Discurso durante a 240ª Sessão Especial, no Senado Federal

Homenagem ao centenário de nascimento do arquiteto Oscar Niemeyer Soares Filho.

Autor
Eduardo Suplicy (PT - Partido dos Trabalhadores/SP)
Nome completo: Eduardo Matarazzo Suplicy
Casa
Senado Federal
Tipo
Discurso
Resumo por assunto
HOMENAGEM. POLITICA DO MEIO AMBIENTE.:
  • Homenagem ao centenário de nascimento do arquiteto Oscar Niemeyer Soares Filho.
Publicação
Publicação no DSF de 21/12/2007 - Página 46295
Assunto
Outros > HOMENAGEM. POLITICA DO MEIO AMBIENTE.
Indexação
  • HOMENAGEM, CENTENARIO, NASCIMENTO, OSCAR NIEMEYER, ARQUITETO, ELOGIO, OBRA ARTISTICA, ENGAJAMENTO, VIDA PUBLICA, POLITICA NACIONAL, BUSCA, SOLIDARIEDADE, JUSTIÇA, DETALHAMENTO, BIOGRAFIA, FILIAÇÃO, PARTIDO POLITICO, PARTIDO COMUNISTA DO BRASIL (PC DO B), MODERNIZAÇÃO, ARQUITETURA.
  • SOLICITAÇÃO, AMPLIAÇÃO, DEBATE, TRANSPOSIÇÃO, AGUA, RIO SÃO FRANCISCO, ATENÇÃO, GREVE, FOME, BISPO.
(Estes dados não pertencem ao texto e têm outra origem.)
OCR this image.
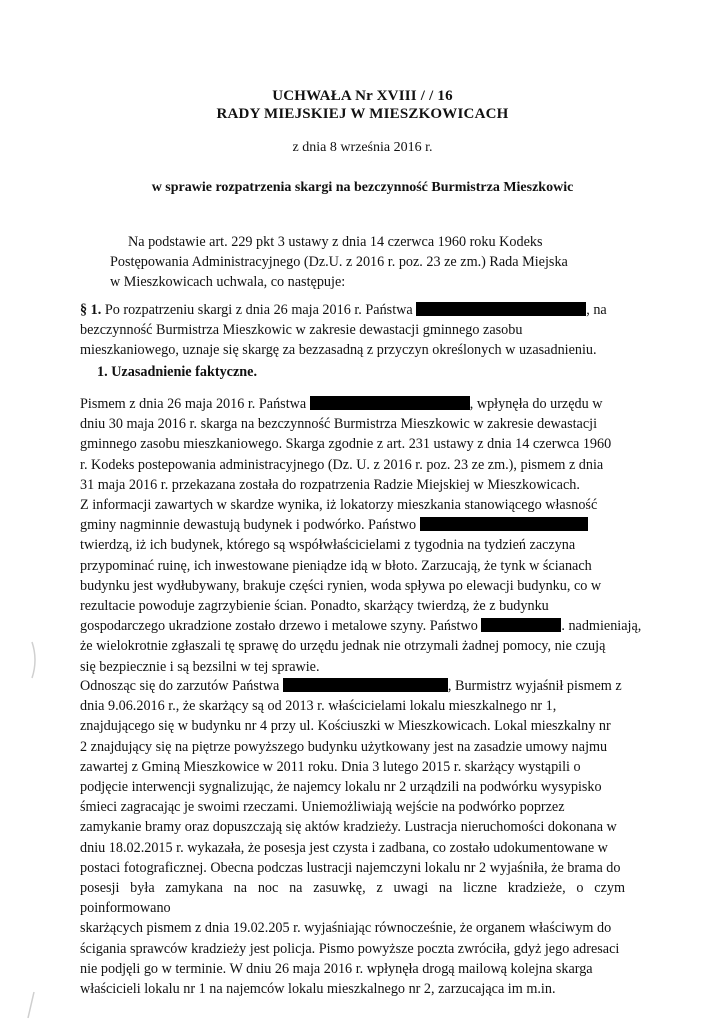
UCHWAŁA Nr XVIII / / 16

RADY MIEJSKIEJ W MIESZKOWICACH

z dnia 8 września 2016 r.

w sprawie rozpatrzenia skargi na bezczynność Burmistrza Mieszkowic

Na podstawie art. 229 pkt 3 ustawy z dnia 14 czerwca 1960 roku Kodeks
Postępowania Administracyjnego (Dz.U. z 2016 r. poz. 23 ze zm.) Rada Miejska
w Mieszkowicach uchwala, co następuje:
§ 1. Po rozpatrzeniu skargi z dnia 26 maja 2016 r. Państwa	, na
bezczynność Burmistrza Mieszkowic w zakresie dewastacji gminnego zasobu
mieszkaniowego, uznaje się skargę za bezzasadną z przyczyn określonych w uzasadnieniu.

1. Uzasadnienie faktyczne.

Pismem z dnia 26 maja 2016 r. Państwa	, wpłynęła do urzędu w
dniu 30 maja 2016 r. skarga na bezczynność Burmistrza Mieszkowic w zakresie dewastacji
gminnego zasobu mieszkaniowego. Skarga zgodnie z art. 231 ustawy z dnia 14 czerwca 1960
r. Kodeks postepowania administracyjnego (Dz. U. z 2016 r. poz. 23 ze zm.), pismem z dnia
31 maja 2016 r. przekazana została do rozpatrzenia Radzie Miejskiej w Mieszkowicach.
Z informacji zawartych w skardze wynika, iż lokatorzy mieszkania stanowiącego własność
gminy nagminnie dewastują budynek i podwórko. Państwo
twierdzą, iż ich budynek, którego są współwłaścicielami z tygodnia na tydzień zaczyna
przypominać ruinę, ich inwestowane pieniądze idą w błoto. Zarzucają, że tynk w ścianach
budynku jest wydłubywany, brakuje części rynien, woda spływa po elewacji budynku, co w
rezultacie powoduje zagrzybienie ścian. Ponadto, skarżący twierdzą, że z budynku
gospodarczego ukradzione zostało drzewo i metalowe szyny. Państwo	. nadmieniają,
że wielokrotnie zgłaszali tę sprawę do urzędu jednak nie otrzymali żadnej pomocy, nie czują
się bezpiecznie i są bezsilni w tej sprawie.
Odnosząc się do zarzutów Państwa	, Burmistrz wyjaśnił pismem z
dnia 9.06.2016 r., że skarżący są od 2013 r. właścicielami lokalu mieszkalnego nr 1,
znajdującego się w budynku nr 4 przy ul. Kościuszki w Mieszkowicach. Lokal mieszkalny nr
2 znajdujący się na piętrze powyższego budynku użytkowany jest na zasadzie umowy najmu
zawartej z Gminą Mieszkowice w 2011 roku. Dnia 3 lutego 2015 r. skarżący wystąpili o
podjęcie interwencji sygnalizując, że najemcy lokalu nr 2 urządzili na podwórku wysypisko
śmieci zagracając je swoimi rzeczami. Uniemożliwiają wejście na podwórko poprzez
zamykanie bramy oraz dopuszczają się aktów kradzieży. Lustracja nieruchomości dokonana w
dniu 18.02.2015 r. wykazała, że posesja jest czysta i zadbana, co zostało udokumentowane w
postaci fotograficznej. Obecna podczas lustracji najemczyni lokalu nr 2 wyjaśniła, że brama do
posesji była zamykana na noc na zasuwkę, z uwagi na liczne kradzieże, o czym poinformowano
skarżących pismem z dnia 19.02.205 r. wyjaśniając równocześnie, że organem właściwym do
ścigania sprawców kradzieży jest policja. Pismo powyższe poczta zwróciła, gdyż jego adresaci
nie podjęli go w terminie. W dniu 26 maja 2016 r. wpłynęła drogą mailową kolejna skarga
właścicieli lokalu nr 1 na najemców lokalu mieszkalnego nr 2, zarzucająca im m.in.
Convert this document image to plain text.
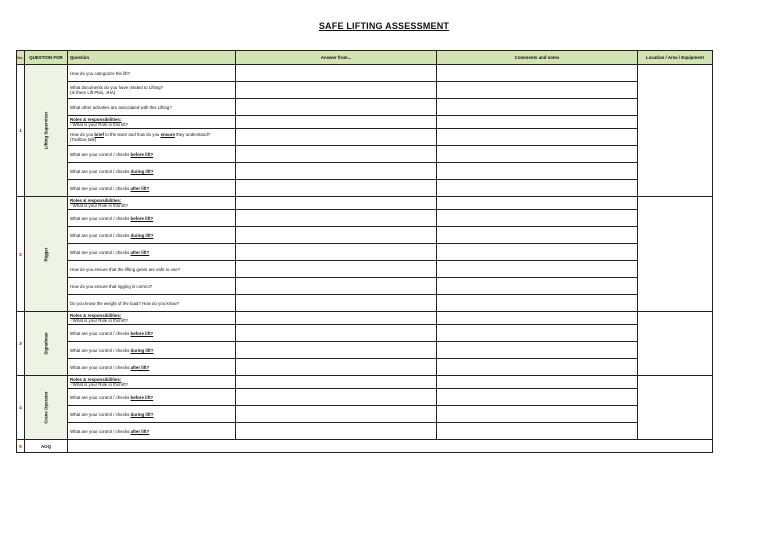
SAFE LIFTING ASSESSMENT
No.	QUESTION FOR	Question	Answer from...	Comments and notes	Location / Area / Equipment
1	Lifting Supervisor	How do you categorize the lift?			

		What documents do you have related to Lifting?
(Is there Lift Plan, JHA)			

		What other activities are associated with this Lifting?			

		Roles & responsibilities:
- What is your Role in this lift?			

		How do you brief to the team and how do you ensure they understand?
(Toolbox talk)			

		What are your control / checks before lift?			

		What are your control / checks during lift?			

		What are your control / checks after lift?			

2	Rigger	Roles & responsibilities:
- What is your Role in this lift?			

		What are your control / checks before lift?			

		What are your control / checks during lift?			

		What are your control / checks after lift?			

		How do you ensure that the lifting gears are safe to use?			

		How do you ensure that rigging is correct?			

		Do you know the weight of the load? How do you know?			

3	Signalman	Roles & responsibilities:
- What is your Role in this lift?			

		What are your control / checks before lift?			

		What are your control / checks during lift?			

		What are your control / checks after lift?			

4	Crane Operator	Roles & responsibilities:
- What is your Role in this lift?			

		What are your control / checks before lift?			

		What are your control / checks during lift?			

		What are your control / checks after lift?			

5	AOQ				
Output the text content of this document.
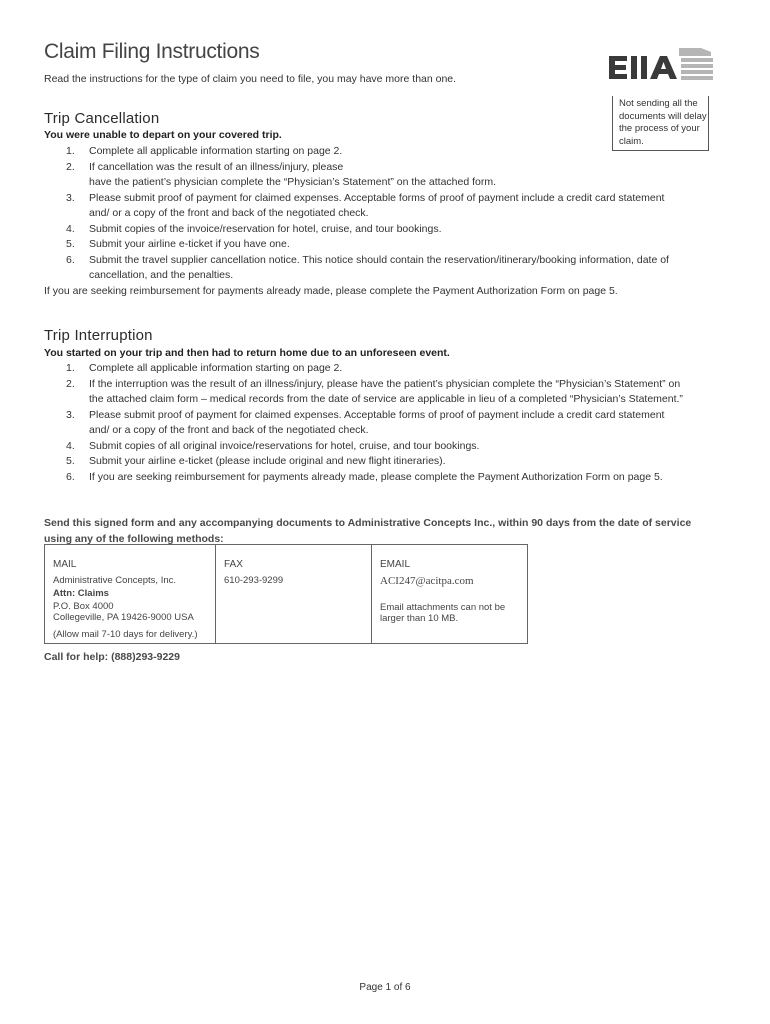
Claim Filing Instructions
Read the instructions for the type of claim you need to file, you may have more than one.
Not sending all the documents will delay the process of your claim.
Trip Cancellation
You were unable to depart on your covered trip.
1. Complete all applicable information starting on page 2.
2. If cancellation was the result of an illness/injury, please
have the patient’s physician complete the “Physician’s Statement” on the attached form.
3. Please submit proof of payment for claimed expenses. Acceptable forms of proof of payment include a credit card statement
and/ or a copy of the front and back of the negotiated check.
4. Submit copies of the invoice/reservation for hotel, cruise, and tour bookings.
5. Submit your airline e-ticket if you have one.
6. Submit the travel supplier cancellation notice. This notice should contain the reservation/itinerary/booking information, date of
cancellation, and the penalties.
If you are seeking reimbursement for payments already made, please complete the Payment Authorization Form on page 5.
Trip Interruption
You started on your trip and then had to return home due to an unforeseen event.
1. Complete all applicable information starting on page 2.
2. If the interruption was the result of an illness/injury, please have the patient’s physician complete the “Physician’s Statement” on
the attached claim form – medical records from the date of service are applicable in lieu of a completed “Physician’s Statement.”
3. Please submit proof of payment for claimed expenses. Acceptable forms of proof of payment include a credit card statement
and/ or a copy of the front and back of the negotiated check.
4. Submit copies of all original invoice/reservations for hotel, cruise, and tour bookings.
5. Submit your airline e-ticket (please include original and new flight itineraries).
6. If you are seeking reimbursement for payments already made, please complete the Payment Authorization Form on page 5.
Send this signed form and any accompanying documents to Administrative Concepts Inc., within 90 days from the date of service using any of the following methods:
MAIL
Administrative Concepts, Inc.
Attn: Claims
P.O. Box 4000
Collegeville, PA 19426-9000 USA
(Allow mail 7-10 days for delivery.)

FAX
610-293-9299

EMAIL
ACI247@acitpa.com
Email attachments can not be larger than 10 MB.
Call for help: (888)293-9229
Page 1 of 6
O SR. EDUARDO SUPLICY (Bloco/PT - AC. Pronuncia o seguinte discurso. Sem revisão do orador.) - Prezado Presidente Garibaldi Alves Filho; caro amigo e companheiro Presidente da Câmara dos Deputados, Arlindo Chinaglia; caro Senador Marco Maciel, Presidente da Fundação Oscar Niemeyer; caro Senador Inácio Arruda, que cumprimento pela proposição desta sessão tão especial; Sr. Carlos Oscar Niemeyer Magalhães, neto de Oscar Niemeyer; Srª Edenize Sousa, gerente do Espaço Oscar Niemeyer; meus colegas Senadoras e Senadores; amigos de Oscar Niemeyer; Senadora Ideli Salvatti, cumprimento V. Exª e o Senador Aloizio Mercadante pela iniciativa da homenagem ao amigo de todos nós brasileiros, Oscar Niemeyer, que tem um pouquinho mais de idade do que a minha mãe, Filomena Matarazzo Suplicy, que tem 99 anos. Fico admirado de vê-lo, caro Oscar Niemeyer. Visitei-o no primeiro semestre deste ano, juntamente com a Mônica Dalari, quando tivemos um diálogo precioso de aprendizado sobre a vida. Tínhamos visto o filme Oscar Niemeyer, sobre seus 100 anos de obras e fizemos questão, antes de visitá-lo em seu apartamento, de apreciar algumas das suas principais obras.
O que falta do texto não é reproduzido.